From the outside looking in, German football seems historically more adaptable than the English game. If Tor! is anything to go by, between the two World Wars there was a school that played a style of football that was more 'Scottish' than 'English', and then in the time of Beckenbauer and Netzer you had a reinvention to play more progressively, at length followed by the post-Euro 2000 reinvigoration.
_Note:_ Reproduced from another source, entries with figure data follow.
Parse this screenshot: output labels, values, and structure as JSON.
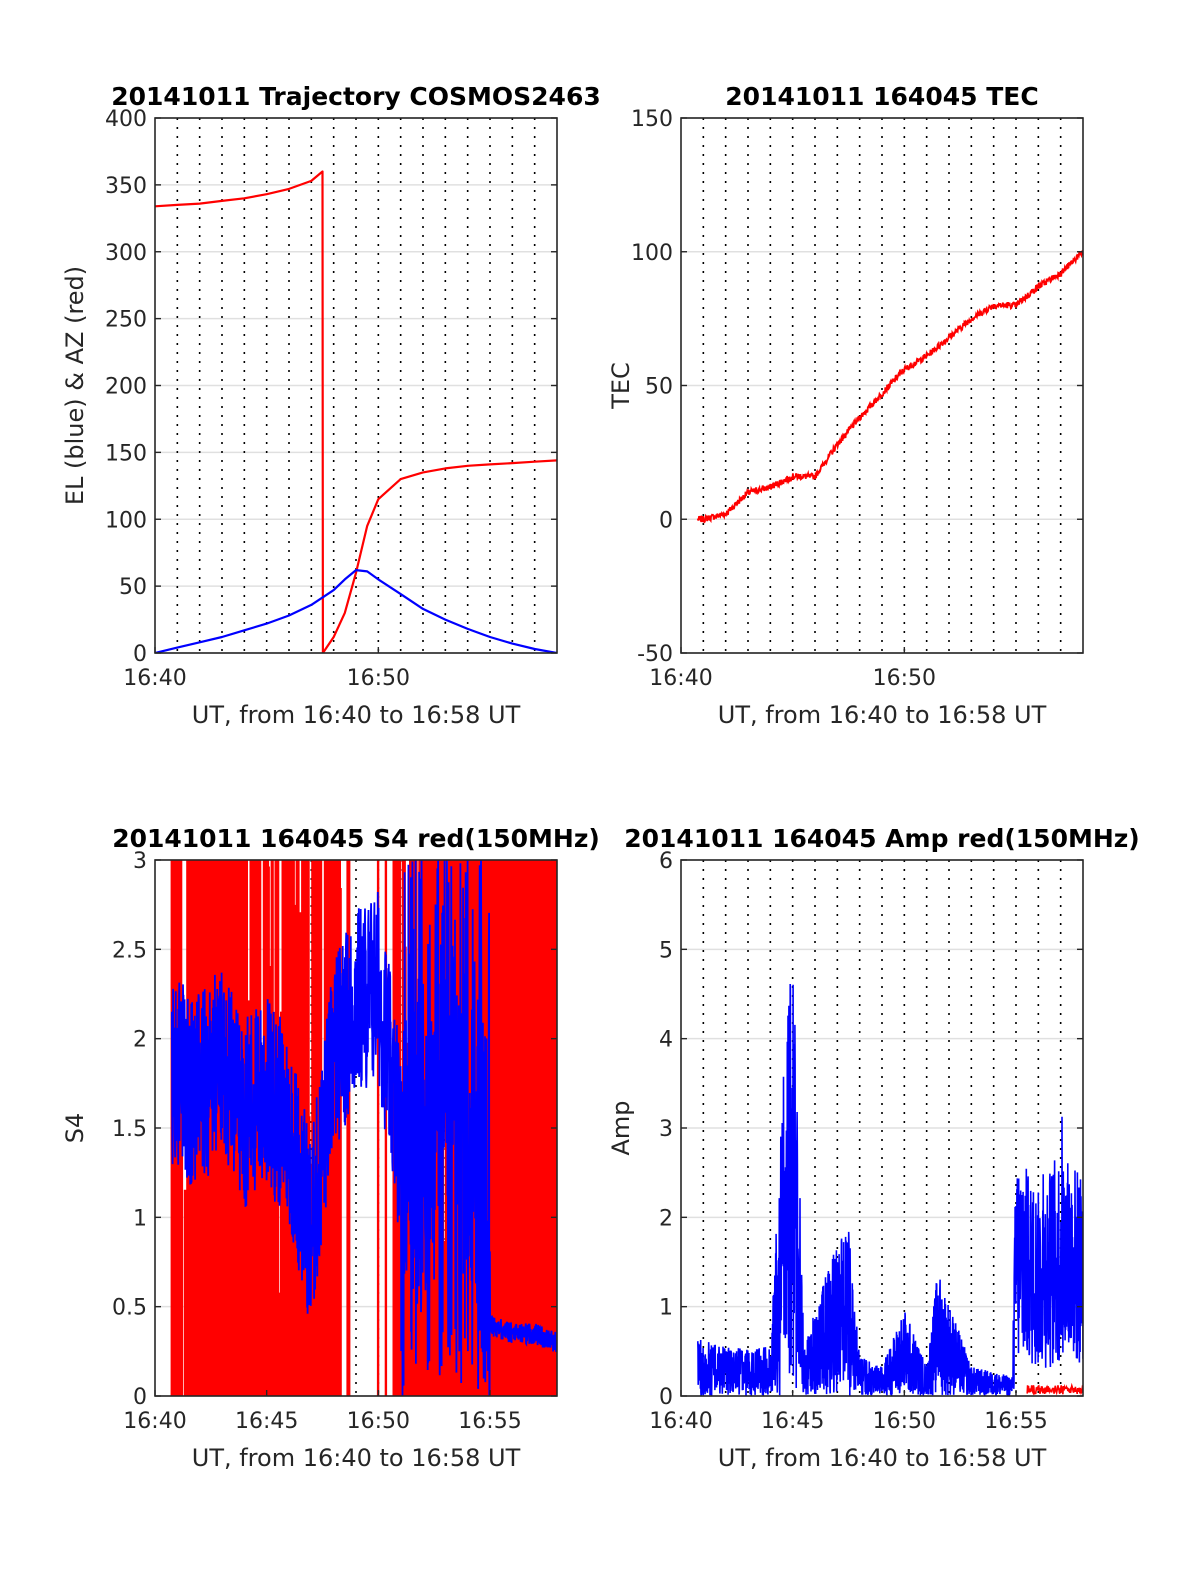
{
  "figure": {
    "panels": [
      {
        "title": "20141011 Trajectory COSMOS2463"
      },
      {
        "title": "20141011 164045 TEC"
      },
      {
        "title": "20141011 164045 S4 red(150MHz)"
      },
      {
        "title": "20141011 164045 Amp red(150MHz)"
      }
    ]
  },
  "chart_data": [
    {
      "type": "line",
      "title": "20141011 Trajectory COSMOS2463",
      "xlabel": "UT, from 16:40 to 16:58 UT",
      "ylabel": "EL (blue) & AZ (red)",
      "xlim": [
        "16:40",
        "16:58"
      ],
      "xticks": [
        "16:40",
        "16:50"
      ],
      "ylim": [
        0,
        400
      ],
      "yticks": [
        "0",
        "50",
        "100",
        "150",
        "200",
        "250",
        "300",
        "350",
        "400"
      ],
      "grid": {
        "vertical_dotted_minutes": 1,
        "horizontal": true
      },
      "series": [
        {
          "color": "#ff0000",
          "x": [
            "16:40:00",
            "16:41:00",
            "16:42:00",
            "16:43:00",
            "16:44:00",
            "16:45:00",
            "16:46:00",
            "16:47:00",
            "16:47:30",
            "16:47:31",
            "16:48:00",
            "16:48:30",
            "16:49:00",
            "16:49:30",
            "16:50:00",
            "16:51:00",
            "16:52:00",
            "16:53:00",
            "16:54:00",
            "16:55:00",
            "16:56:00",
            "16:57:00",
            "16:58:00"
          ],
          "values": [
            334,
            335,
            336,
            338,
            340,
            343,
            347,
            353,
            360,
            0,
            12,
            30,
            60,
            95,
            115,
            130,
            135,
            138,
            140,
            141,
            142,
            143,
            144
          ]
        },
        {
          "color": "#0000ff",
          "x": [
            "16:40:00",
            "16:41:00",
            "16:42:00",
            "16:43:00",
            "16:44:00",
            "16:45:00",
            "16:46:00",
            "16:47:00",
            "16:48:00",
            "16:48:30",
            "16:49:00",
            "16:49:30",
            "16:50:00",
            "16:51:00",
            "16:52:00",
            "16:53:00",
            "16:54:00",
            "16:55:00",
            "16:56:00",
            "16:57:00",
            "16:58:00"
          ],
          "values": [
            0,
            4,
            8,
            12,
            17,
            22,
            28,
            36,
            47,
            55,
            62,
            61,
            55,
            44,
            33,
            25,
            18,
            12,
            7,
            3,
            0
          ]
        }
      ]
    },
    {
      "type": "line",
      "title": "20141011 164045 TEC",
      "xlabel": "UT, from 16:40 to 16:58 UT",
      "ylabel": "TEC",
      "xlim": [
        "16:40",
        "16:58"
      ],
      "xticks": [
        "16:40",
        "16:50"
      ],
      "ylim": [
        -50,
        150
      ],
      "yticks": [
        "-50",
        "0",
        "50",
        "100",
        "150"
      ],
      "grid": {
        "vertical_dotted_minutes": 1,
        "horizontal": true
      },
      "series": [
        {
          "color": "#ff0000",
          "x": [
            "16:40:45",
            "16:41:00",
            "16:42:00",
            "16:43:00",
            "16:44:00",
            "16:45:00",
            "16:46:00",
            "16:47:00",
            "16:48:00",
            "16:49:00",
            "16:50:00",
            "16:51:00",
            "16:52:00",
            "16:53:00",
            "16:54:00",
            "16:55:00",
            "16:56:00",
            "16:57:00",
            "16:58:00"
          ],
          "values": [
            0,
            0,
            2,
            10,
            12,
            16,
            16,
            28,
            38,
            47,
            56,
            61,
            68,
            75,
            80,
            80,
            87,
            92,
            100
          ]
        }
      ]
    },
    {
      "type": "line",
      "title": "20141011 164045 S4 red(150MHz)",
      "xlabel": "UT, from 16:40 to 16:58 UT",
      "ylabel": "S4",
      "xlim": [
        "16:40",
        "16:58"
      ],
      "xticks": [
        "16:40",
        "16:45",
        "16:50",
        "16:55"
      ],
      "ylim": [
        0,
        3
      ],
      "yticks": [
        "0",
        "0.5",
        "1",
        "1.5",
        "2",
        "2.5",
        "3"
      ],
      "grid": {
        "vertical_dotted_minutes": 1,
        "horizontal": true
      },
      "series": [
        {
          "color": "#ff0000",
          "x": [
            "16:40:45",
            "16:58:00"
          ],
          "values": [
            0,
            3
          ],
          "note_style": "dense vertical fill between 0 and 3 across most of range"
        },
        {
          "color": "#0000ff",
          "x": [
            "16:40:45",
            "16:42:00",
            "16:43:00",
            "16:44:00",
            "16:45:00",
            "16:46:00",
            "16:47:00",
            "16:48:00",
            "16:49:00",
            "16:50:00",
            "16:51:00",
            "16:52:00",
            "16:53:00",
            "16:54:00",
            "16:55:00",
            "16:56:00",
            "16:57:00",
            "16:58:00"
          ],
          "values": [
            1.8,
            1.7,
            1.9,
            1.6,
            1.7,
            1.5,
            0.9,
            1.9,
            2.2,
            2.3,
            1.4,
            1.0,
            2.0,
            1.4,
            0.4,
            0.35,
            0.35,
            0.3
          ]
        }
      ]
    },
    {
      "type": "line",
      "title": "20141011 164045 Amp red(150MHz)",
      "xlabel": "UT, from 16:40 to 16:58 UT",
      "ylabel": "Amp",
      "xlim": [
        "16:40",
        "16:58"
      ],
      "xticks": [
        "16:40",
        "16:45",
        "16:50",
        "16:55"
      ],
      "ylim": [
        0,
        6
      ],
      "yticks": [
        "0",
        "1",
        "2",
        "3",
        "4",
        "5",
        "6"
      ],
      "grid": {
        "vertical_dotted_minutes": 1,
        "horizontal": true
      },
      "series": [
        {
          "color": "#0000ff",
          "x": [
            "16:40:45",
            "16:42:00",
            "16:44:00",
            "16:44:45",
            "16:45:05",
            "16:45:30",
            "16:47:00",
            "16:47:30",
            "16:48:00",
            "16:49:00",
            "16:50:00",
            "16:51:00",
            "16:51:30",
            "16:53:00",
            "16:54:50",
            "16:55:00",
            "16:56:00",
            "16:57:00",
            "16:58:00"
          ],
          "values": [
            0.6,
            0.5,
            0.5,
            4.05,
            4.45,
            0.5,
            1.6,
            1.7,
            0.4,
            0.3,
            0.9,
            0.3,
            1.3,
            0.3,
            0.2,
            2.8,
            2.3,
            2.8,
            2.5
          ]
        },
        {
          "color": "#ff0000",
          "x": [
            "16:55:30",
            "16:58:00"
          ],
          "values": [
            0.05,
            0.08
          ]
        }
      ]
    }
  ]
}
With England, however, the apparent suspicion of a style that isn't up and down (in deference to this being a hockey forum, perhaps I should say, 'north-south') seems always to bubble to the surface. That's why in France four men in midfield could be a carre magique, but 4-4-2 became such a straitjacket to a lot of English coaches and players.

A semi-digression: the 1990 World Cup semi-final between England and West Germany was broadcast recently on the BBC. Reviewing the game 30 years later, England believed in their ability to play sophisticated football for 45 minutes, but after half-time the conviction was gone even before Brehme scored. Significantly, once they were trailing it was Trevor Steven substituted in, to play left wing with the apparent instruction of giving Stuart Pearce more scope to push upfield and put in crosses. England only truly improved in extra time, and then because two weary teams were leaving swathes of space in which to play - at that point it was more like an FA Cup tie than an international game. (True, West Germany weren't much better, though I'll confess it surprised me to see how impressive Thomas Haessler was).

Nothing has really changed since. In the book Why England Lose England's habitual trouble scoring goals in the second half of knockout ties was highlighted. The pattern remains for the most part - especially against better opponents. Under duress, it's always back to strength and speed and crosses, not wit.